Stroudwater advised a rural health system in its search for a partner in the months leading up to the pandemic. The initial frontrunner had many of the attributes our client sought in a partner, including high- quality clinical and operating resources, scale, and financial strength. During the process, we communicated our clients’ rural value proposition, including the opportunities described above, to prospective partners. Several understood how they could leverage these attributes within their systems and made proposals that reflected this value proposition. Unfortunately, our client’s pre-affiliation frontrunner would not, or could not, grasp the value that the prospective affiliate would have brought to their system. Our client selected a competing proposal from a different system. Despite the impacts of COVID-19 on our client and its preferred partner, the affiliation remains on track without a pandemic-related hiccup.

Applying What We Have Learned to Existing Affiliations and Partnerships

For existing partnerships, now is an excellent time to evaluate these assets as a portfolio. Some key considerations include:

  • Renewal risk
    • Be aware of pending renewal options.
    • How is the partnership performing and how might it be improved?
    • Does your partner intend to renew?
    • Do you want to renew?
    • What other options exist?
  • Be proactive! Ensure you have time to evaluate your options and the performance of your existing partner.
    • Understand notice provisions and plan accordingly. » Evaluate your partner’s performance.
    • Evaluate your options—do you have a credible alternative if necessary?
    • What strategic, operational, and clinical considerations should inform your decision-making?
  • Do you have the leverage to renegotiate?
    • Leverage often begins and ends with credible alternatives.
  • What capabilities and vulnerabilities have COVID-19 revealed about your partner and the partnership? How has COVID-19:
    • Changed your needs, opportunities, and constraints?
    • Changed your risk profile?
    • Revealed the strengths and weaknesses of your partner?
    • Revealed the pros and cons of the partnership?

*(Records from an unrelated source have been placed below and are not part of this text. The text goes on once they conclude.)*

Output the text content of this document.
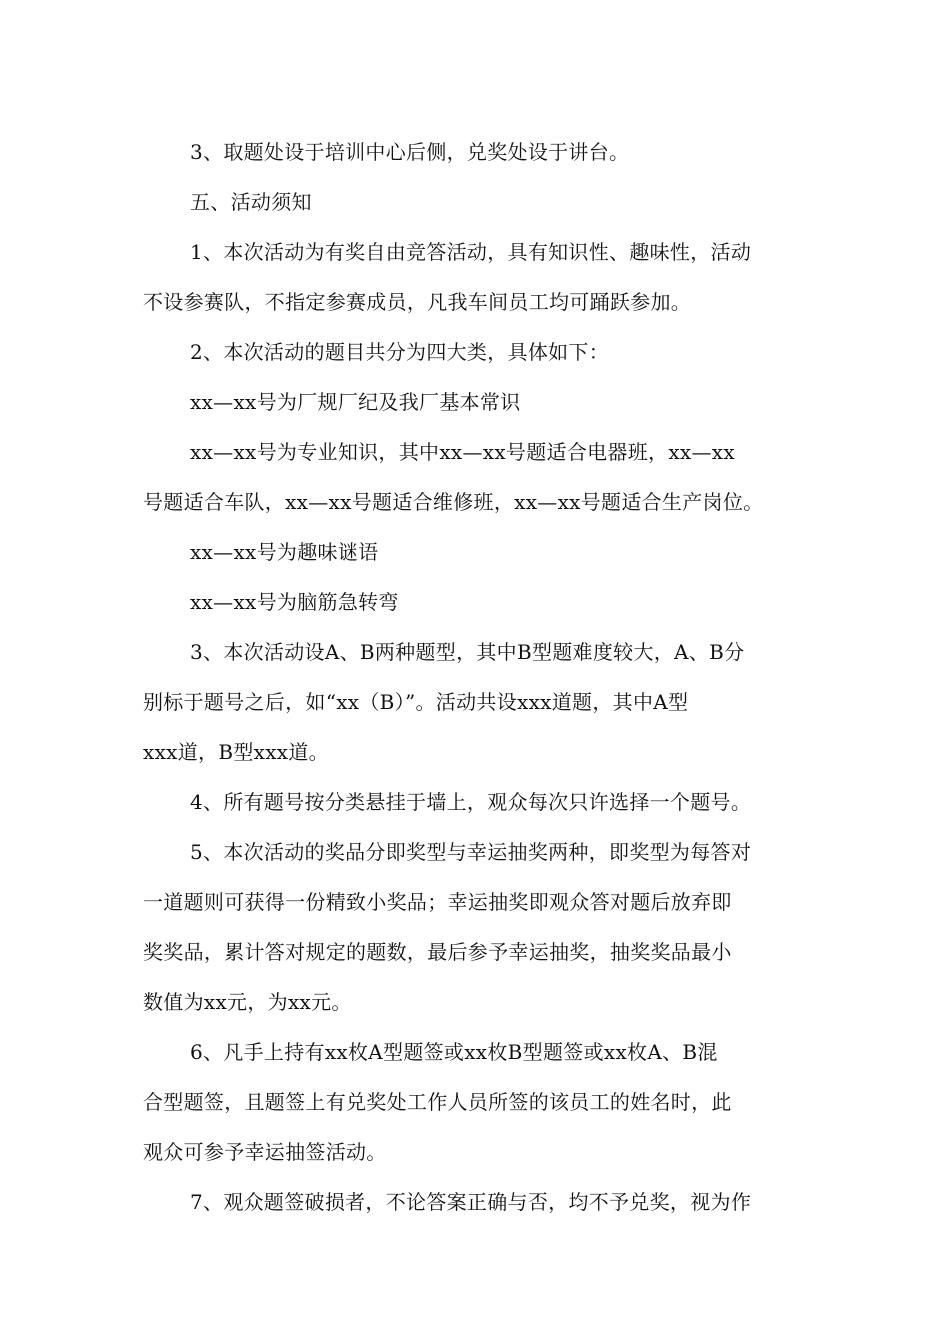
3、取题处设于培训中心后侧，兑奖处设于讲台。
五、活动须知
1、本次活动为有奖自由竞答活动，具有知识性、趣味性，活动
不设参赛队，不指定参赛成员，凡我车间员工均可踊跃参加。
2、本次活动的题目共分为四大类，具体如下：
xx—xx号为厂规厂纪及我厂基本常识
xx—xx号为专业知识，其中xx—xx号题适合电器班，xx—xx
号题适合车队，xx—xx号题适合维修班，xx—xx号题适合生产岗位。
xx—xx号为趣味谜语
xx—xx号为脑筋急转弯
3、本次活动设A、B两种题型，其中B型题难度较大，A、B分
别标于题号之后，如“xx（B）”。活动共设xxx道题，其中A型
xxx道，B型xxx道。
4、所有题号按分类悬挂于墙上，观众每次只许选择一个题号。
5、本次活动的奖品分即奖型与幸运抽奖两种，即奖型为每答对
一道题则可获得一份精致小奖品；幸运抽奖即观众答对题后放弃即
奖奖品，累计答对规定的题数，最后参予幸运抽奖，抽奖奖品最小
数值为xx元，为xx元。
6、凡手上持有xx枚A型题签或xx枚B型题签或xx枚A、B混
合型题签，且题签上有兑奖处工作人员所签的该员工的姓名时，此
观众可参予幸运抽签活动。
7、观众题签破损者，不论答案正确与否，均不予兑奖，视为作
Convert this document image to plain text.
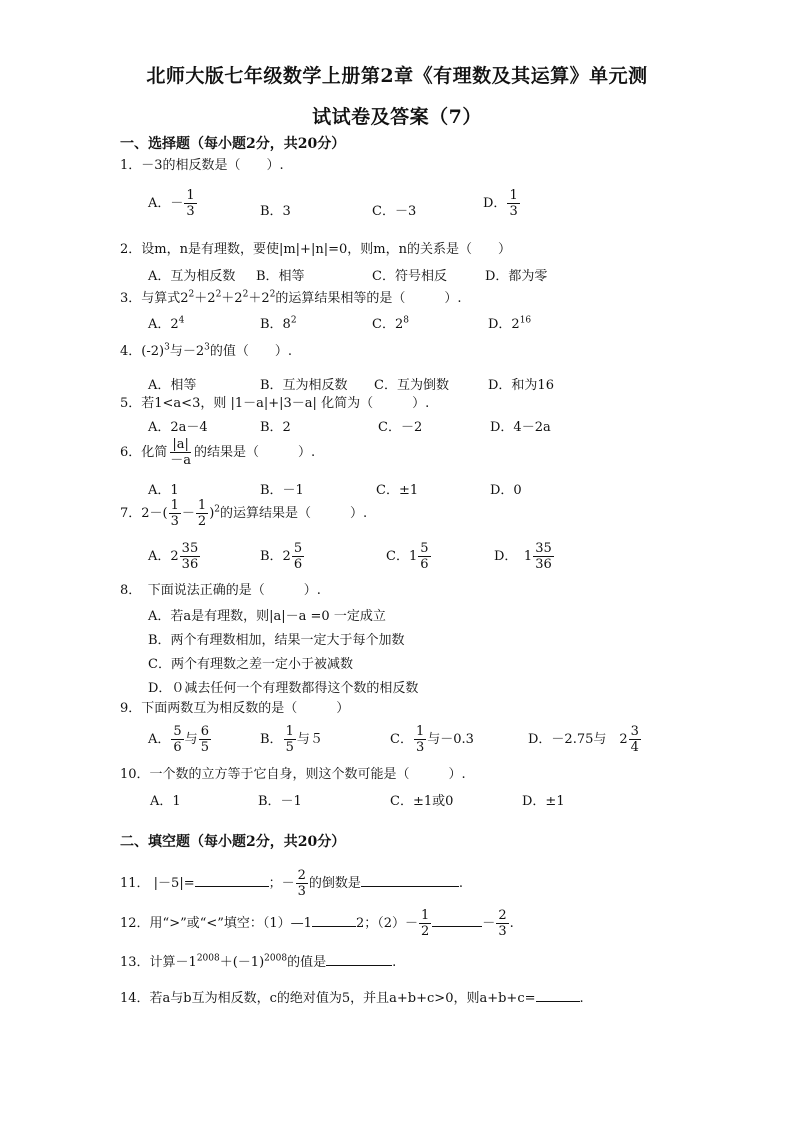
北师大版七年级数学上册第2章《有理数及其运算》单元测
试试卷及答案（7）
一、选择题（每小题2分，共20分）
1．－3的相反数是（　　）.
A．－ $\frac{1}{3}$	B．3	C．－3
D． $\frac{1}{3}$
2．设m，n是有理数，要使|m|+|n|=0，则m，n的关系是（　　）
A．互为相反数 B．相等	C．符号相反	D．都为零
3．与算式$2^2+2^2+2^2+2^2$的运算结果相等的是（　　　）.
A．$2^4$	B．$8^2$	C．$2^8$	D．$2^{16}$
4．$(-2)^3$与$-2^3$的值（　　）.
A．相等	B．互为相反数 C．互为倒数	D．和为16
5．若1<a<3，则 |1－a|+|3－a| 化简为（　　　）.
A．2a－4	B．2	C．－2	D．4－2a
6．化简 $\frac{|a|}{-a}$ 的结果是（　　　）.
A．1	B．－1	C．±1	D．0
7．$2-( \frac{1}{3} - \frac{1}{2} )^2$的运算结果是（　　　）.
A．$2 \frac{35}{36}$	B．$2 \frac{5}{6}$	C．$1 \frac{5}{6}$	D．　$1 \frac{35}{36}$
8．　下面说法正确的是（　　　）.
A．若a是有理数，则|a|－a =0 一定成立
B．两个有理数相加，结果一定大于每个加数
C．两个有理数之差一定小于被减数
D．０减去任何一个有理数都得这个数的相反数
9．下面两数互为相反数的是（　　　）
A． $\frac{5}{6}$ 与 $\frac{6}{5}$	B． $\frac{1}{5}$ 与５	C． $\frac{1}{3}$ 与－0.3	D．－2.75与　$2 \frac{3}{4}$
10．一个数的立方等于它自身，则这个数可能是（　　　）.
A．1	B．－1	C．±1或0	D．±1
二、填空题（每小题2分，共20分）
11． |－5|=	；－ $\frac{2}{3}$ 的倒数是	.
12．用“>”或“<”填空：（1）—1	2；$(2)- \frac{1}{2}$	－ $\frac{2}{3}$ .
13．计算$-1^{2008}+(-1)^{2008}$的值是	.
14．若a与b互为相反数，c的绝对值为5，并且a+b+c>0，则a+b+c=	.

Applying What We Have Learned to Prospective Partnerships

  • How has COVID-19 changed your needs, opportunities, and constraints?
    • What vulnerabilities and opportunities have been revealed?
  • How has COVID-19 changed your risk profile?
    • What new priorities should inform your partnering decisions?
  • Has COVID-19 revealed previously hidden strengths and weaknesses of your partner?
    • How did prospective partners respond to COVID-19?
  • What was their approach to working with affiliates during COVID-19 and how does that match your needs?
    • What is their track record at their affiliates?
  • Does your prospective partner understand your value proposition?
    • Can you effectively describe your value proposition to potential partners?
    • What can you do to enhance your value proposition?

Warren Buffet said it well: “Only when the tide goes out do you discover who has been swimming naked.” This advice applies to partnerships as well. Doing the homework up front is the best way to make sure that neither your partner nor your organization are caught in a compromising position when the tide goes out.